Depois da morte do Generalísimo, as Cortes Gerais proclamaram D. Juan Carlos rei. Foi então, no seu discurso inicial, que apontou as linhas mestras do reinado: restabelecer a democracia e ser rei de todos os espanhóis. Em 1977, o conde de Barcelona, com quem, mesmo durante a vida de Franco, o filho se tinha aconselhado em segredo, transmitiu-lhe a chefia da Casa Real e, pouco depois, tiveram lugar as primeiras eleições democráticas em Espanha desde 1936, tendo o Parlamento elaborado a actual Constituição. Do que se passava na alta sociedade madrilena apenas tinha rumores, através de uma irmã há muito ali vivendo e que estava rodeada dos portugueses que, após o golpe de 1974, haviam optado pelo exílio.

Em Fevereiro de 1981, após um dia passado na praia de Moledo, olhei, estupefacta, a televisão: em Madrid, um tenente-coronel, tendo na cabeça um daqueles ridículos chapéus dos carabineros, entrara, de pistola em punho, na sala das sessões da Câmara dos Deputados, onde o primeiro-ministro, Calvo Sotelo, ia ser confirmado; em Valência, o general Milans del Bosch, comandante da III região militar, declarava publicamente apoiar Tejero. Os parlamentares e os governantes estavam reféns dos golpistas.

De madrugada, envergando o uniforme de Capitão General dos Exércitos, o rei apareceu na televisão, apelando a que os insurrectos se rendessem, o que viria a acontecer. Muito de discutiu, na altura e depois, um possível envolvimento do rei na conspiração, mas nada se provou. A forma como a Espanha passou de uma ditadura, nascida de uma guerra civil, para a democracia é um milagre. Isso deve-se, em grande medida, à actuação do rei. A Espanha acompanhou, com atenção, o PREC português, o que terá dissuadido muitos de entrar por caminhos semelhantes. Por outro lado, ao contrário de Portugal, a Espanha há muito que deixara de ter colónias. O trauma da descolonização sentira-o este país, em 1898, com a perda de Cuba. Pelo menos a este respeito, os espanhóis tiveram sorte.

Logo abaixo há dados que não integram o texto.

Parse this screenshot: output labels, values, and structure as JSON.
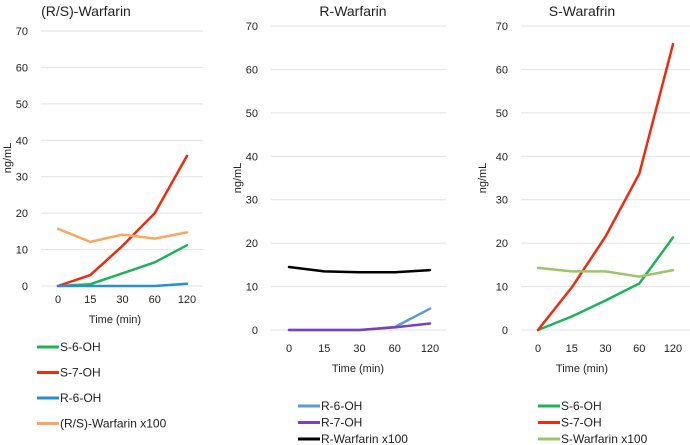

No difícil momento de transmissão da Coroa a seu filho Felipe, o rei tem de ser lembrado, quanto mais não seja pelo seu papel durante o complexo período da transição para a democracia. Ninguém seria capaz de prever que a criança, nascida em Roma, em plena batalha de Teruel, seria um dos agentes da metamorfose. Muito menos eu que, em 1956, o achei feio, estúpido e antipático.